A. Build a model with rpart
Note: you might need to install the
e1071 package
#install.packages("e1071")
library(caret) # For model training and evaluation
library(rpart) # For decision tree modeling
library(e1071) # Required by caret for certain models
# Set a seed for reproducibility
set.seed(123)
# Use the train() function from the caret package to build the decision tree model using all variables to predict credit_risk
treeModel <- train(credit_risk ~ ., # Define the formula for the model
data = credTrain, # Specify the training dataset
method = "rpart", # Use the rpart method for decision tree
trControl = trainControl(method = "cv", number = 10), # Use 10-fold cross-validation
preProcess = c("center", "scale")) # Center and scale the predictors
B. Visualize the results using rpart.plot()

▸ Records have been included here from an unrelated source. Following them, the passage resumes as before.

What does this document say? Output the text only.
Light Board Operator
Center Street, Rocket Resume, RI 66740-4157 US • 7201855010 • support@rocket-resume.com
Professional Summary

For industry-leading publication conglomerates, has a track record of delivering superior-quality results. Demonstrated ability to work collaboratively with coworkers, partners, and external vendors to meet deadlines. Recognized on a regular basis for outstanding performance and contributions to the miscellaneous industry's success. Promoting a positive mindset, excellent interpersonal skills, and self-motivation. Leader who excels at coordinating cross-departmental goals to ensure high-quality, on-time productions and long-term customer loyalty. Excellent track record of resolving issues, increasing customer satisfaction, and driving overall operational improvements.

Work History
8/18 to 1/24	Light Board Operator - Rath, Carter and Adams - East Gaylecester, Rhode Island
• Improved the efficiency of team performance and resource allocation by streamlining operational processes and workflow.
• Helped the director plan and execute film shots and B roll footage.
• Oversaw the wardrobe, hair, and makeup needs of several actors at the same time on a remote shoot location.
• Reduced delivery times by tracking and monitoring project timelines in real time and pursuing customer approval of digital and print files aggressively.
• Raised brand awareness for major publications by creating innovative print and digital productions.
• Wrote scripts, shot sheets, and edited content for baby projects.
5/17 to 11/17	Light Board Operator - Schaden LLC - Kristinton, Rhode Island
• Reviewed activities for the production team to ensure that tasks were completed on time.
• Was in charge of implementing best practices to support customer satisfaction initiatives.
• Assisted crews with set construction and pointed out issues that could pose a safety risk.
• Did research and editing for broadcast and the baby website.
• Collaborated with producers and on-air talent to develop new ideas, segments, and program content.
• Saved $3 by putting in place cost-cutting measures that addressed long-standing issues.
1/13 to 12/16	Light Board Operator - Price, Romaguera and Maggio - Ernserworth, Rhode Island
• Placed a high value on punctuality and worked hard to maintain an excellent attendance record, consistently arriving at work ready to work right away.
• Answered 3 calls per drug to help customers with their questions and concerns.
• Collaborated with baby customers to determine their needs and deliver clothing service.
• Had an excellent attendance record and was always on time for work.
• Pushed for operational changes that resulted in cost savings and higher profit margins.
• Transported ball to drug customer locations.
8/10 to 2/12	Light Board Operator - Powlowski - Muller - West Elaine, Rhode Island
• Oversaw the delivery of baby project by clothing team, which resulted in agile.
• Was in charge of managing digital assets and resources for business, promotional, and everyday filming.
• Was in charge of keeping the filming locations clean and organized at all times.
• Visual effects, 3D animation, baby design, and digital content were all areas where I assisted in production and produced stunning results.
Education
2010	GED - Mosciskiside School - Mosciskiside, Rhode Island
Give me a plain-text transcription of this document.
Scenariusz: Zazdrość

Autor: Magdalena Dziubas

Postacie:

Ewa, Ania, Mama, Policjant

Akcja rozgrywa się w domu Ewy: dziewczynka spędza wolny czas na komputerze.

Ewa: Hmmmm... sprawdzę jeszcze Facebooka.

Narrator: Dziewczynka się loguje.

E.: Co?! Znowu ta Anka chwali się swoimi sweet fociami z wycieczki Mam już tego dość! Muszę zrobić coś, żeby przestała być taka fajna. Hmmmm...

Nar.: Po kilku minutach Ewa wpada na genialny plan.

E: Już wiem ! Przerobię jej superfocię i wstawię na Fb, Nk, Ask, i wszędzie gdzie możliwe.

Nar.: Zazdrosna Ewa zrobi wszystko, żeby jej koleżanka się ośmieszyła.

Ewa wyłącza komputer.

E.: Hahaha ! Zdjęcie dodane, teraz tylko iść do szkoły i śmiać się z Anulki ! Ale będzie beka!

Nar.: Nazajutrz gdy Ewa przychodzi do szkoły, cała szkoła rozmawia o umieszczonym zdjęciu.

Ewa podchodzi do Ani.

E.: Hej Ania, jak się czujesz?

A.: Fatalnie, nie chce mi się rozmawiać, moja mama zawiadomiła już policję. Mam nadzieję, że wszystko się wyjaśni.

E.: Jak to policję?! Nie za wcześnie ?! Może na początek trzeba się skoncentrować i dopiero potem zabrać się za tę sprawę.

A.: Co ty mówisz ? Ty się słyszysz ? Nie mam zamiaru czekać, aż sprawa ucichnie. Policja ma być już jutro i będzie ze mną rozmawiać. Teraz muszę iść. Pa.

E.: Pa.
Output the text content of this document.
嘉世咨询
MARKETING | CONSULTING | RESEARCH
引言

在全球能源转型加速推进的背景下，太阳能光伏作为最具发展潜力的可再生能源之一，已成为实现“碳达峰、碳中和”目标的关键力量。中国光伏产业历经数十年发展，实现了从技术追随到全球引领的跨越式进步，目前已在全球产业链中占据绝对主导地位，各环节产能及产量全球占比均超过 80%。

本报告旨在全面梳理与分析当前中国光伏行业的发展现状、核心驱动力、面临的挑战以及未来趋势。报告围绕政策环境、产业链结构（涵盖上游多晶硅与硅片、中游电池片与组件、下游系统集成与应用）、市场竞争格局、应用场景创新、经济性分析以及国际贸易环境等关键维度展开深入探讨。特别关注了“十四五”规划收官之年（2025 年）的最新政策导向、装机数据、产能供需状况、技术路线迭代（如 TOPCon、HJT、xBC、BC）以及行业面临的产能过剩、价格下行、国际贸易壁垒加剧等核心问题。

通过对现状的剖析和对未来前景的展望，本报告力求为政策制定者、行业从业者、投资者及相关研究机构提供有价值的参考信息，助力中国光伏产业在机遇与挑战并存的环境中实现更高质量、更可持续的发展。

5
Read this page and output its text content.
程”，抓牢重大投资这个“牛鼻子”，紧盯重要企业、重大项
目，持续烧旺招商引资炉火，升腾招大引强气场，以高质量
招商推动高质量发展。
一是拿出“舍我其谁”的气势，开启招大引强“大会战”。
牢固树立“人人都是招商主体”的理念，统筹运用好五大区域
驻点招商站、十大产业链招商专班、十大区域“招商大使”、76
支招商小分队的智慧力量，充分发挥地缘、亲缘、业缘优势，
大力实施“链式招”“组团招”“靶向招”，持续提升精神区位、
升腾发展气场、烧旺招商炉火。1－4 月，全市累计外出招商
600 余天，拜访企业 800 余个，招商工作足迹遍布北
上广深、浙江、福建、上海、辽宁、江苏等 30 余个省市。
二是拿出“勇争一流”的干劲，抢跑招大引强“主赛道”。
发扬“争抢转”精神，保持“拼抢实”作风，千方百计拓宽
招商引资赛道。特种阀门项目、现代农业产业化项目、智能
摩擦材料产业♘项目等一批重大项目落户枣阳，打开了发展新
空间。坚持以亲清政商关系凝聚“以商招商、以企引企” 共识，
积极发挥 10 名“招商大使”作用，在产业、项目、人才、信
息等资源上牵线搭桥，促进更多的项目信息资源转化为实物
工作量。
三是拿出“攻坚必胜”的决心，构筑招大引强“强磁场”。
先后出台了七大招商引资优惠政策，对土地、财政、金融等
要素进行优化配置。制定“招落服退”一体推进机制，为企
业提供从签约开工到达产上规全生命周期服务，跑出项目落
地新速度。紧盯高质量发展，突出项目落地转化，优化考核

#install.packages("rpart.plot")
library(rpart.plot) # For visualizing the decision tree
# Visualize the decision tree using rpart.plot
rpart.plot(treeModel$finalModel) # Plot the decision tree
C. Use the predict() function to predict the testData, and then generate a confusion matrix to explore the results
# Predict the test data using the decision tree model
treePred <- predict(treeModel, credTest, type = "raw") # Use type = "raw" for class predictions
# Generate a confusion matrix to explore the results
treeConfMatrix <- confusionMatrix(treePred, credTest$credit_risk)
# Display the confusion matrix
print(treeConfMatrix)
## Confusion Matrix and Statistics
##
## Reference
## Prediction 0 1
## 0 15 17
## 1 84 214
##
## Accuracy : 0.6939
## 95% CI : (0.6411, 0.7432)
## No Information Rate : 0.7
## P-Value [Acc > NIR] : 0.6208
##
## Kappa : 0.0966
##
## Mcnemar's Test P-Value : 5.125e-11
##
## Sensitivity : 0.15152
## Specificity : 0.92641
## Pos Pred Value : 0.46875
## Neg Pred Value : 0.71812
## Prevalence : 0.30000
## Detection Rate : 0.04545
## Detection Prevalence : 0.09697
## Balanced Accuracy : 0.53896
##
## 'Positive' Class : 0
##
D. Review the attributes being used for this credit decision. Are there any that might not be appropriate, with respect to fairness? If so, which attribute, and how would you address this fairness situation. Answer in a comment block below
# The attribute 'age' is used in the decision tree (e.g., node 'age < -0.95'), which might lead to age discrimination.
# To address this, remove 'age' from the model or use like reweighting, adversarial debiasing, or disparate impact remover, focusing decisions on financial performance and ability.